A shrug. “Don’t know, but my chances are better than Colin’s. If anyone has Zaul’s ear, it’s me, but that’s a big if.”
“One more question?”
“Sure. You seem to be on a roll.”
I had a feeling she’d been baiting me, asking me a bunch of questions until she got to the one that mattered—the one she’d been wanting to ask me for a few days. Her eyes told me this was it. “When you find him, how do you know he’s going to let you take him home?”
It was a good question and I’d been asking it myself. “I don’t.”
Her eyes didn’t change. “And yet you’re here anyway.”
It was a question posed as a statement. “Yes.”
“What motivates a man to do something when he knows he’s got almost zero chance of succeeding?”
I answered, hoping she accepted it. “I love the kid.” She did not.
“I bet his dad does, too.” She paused. Considering me. “If I knew you better, I’d say there was something you’re not telling me.”
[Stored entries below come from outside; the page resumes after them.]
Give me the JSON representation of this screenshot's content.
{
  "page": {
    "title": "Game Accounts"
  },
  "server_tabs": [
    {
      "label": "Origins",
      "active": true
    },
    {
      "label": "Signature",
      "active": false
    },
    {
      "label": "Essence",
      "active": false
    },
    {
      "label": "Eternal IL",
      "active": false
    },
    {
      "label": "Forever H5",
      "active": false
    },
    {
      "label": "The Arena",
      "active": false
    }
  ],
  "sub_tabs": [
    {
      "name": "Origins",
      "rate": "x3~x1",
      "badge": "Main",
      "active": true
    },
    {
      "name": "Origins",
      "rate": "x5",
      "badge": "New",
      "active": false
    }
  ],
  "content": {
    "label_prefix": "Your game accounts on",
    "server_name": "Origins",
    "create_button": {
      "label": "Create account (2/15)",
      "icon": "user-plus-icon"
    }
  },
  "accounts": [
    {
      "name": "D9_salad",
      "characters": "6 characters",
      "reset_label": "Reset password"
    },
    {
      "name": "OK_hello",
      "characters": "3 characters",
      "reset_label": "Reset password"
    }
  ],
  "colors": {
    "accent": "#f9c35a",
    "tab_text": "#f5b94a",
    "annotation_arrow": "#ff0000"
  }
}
She was a good reader of people, and she was reading me like a book. There was a tenderness to her that drew me. More than that, I liked being known, and for the first time in my life, I was known by another. I’m not saying I liked what she knew about me, not proud of the bits and pieces, but somehow she was standing inside my skin and yet I didn’t experience shame at her reflection. I feigned. “Have to try.”
I don’t know if I satisfied her or gave rise to more questions, but for the rest of the ride back, she eyed me, studying my face and saying nothing more.
Chapter Twenty-One
We returned to the casa in time to pick up Isabella from school. Paulo and I quickly loaded up and returned to the well, where he patted me on the back and once again dropped me in the hole with a smile that spoke volumes. Before I kicked my feet loose, suspending myself over the hole, a crowd had gathered. Kids. Old folks. And it’d grown. Paulo said, “Word spread. Gringo digging Alejandro’s well.”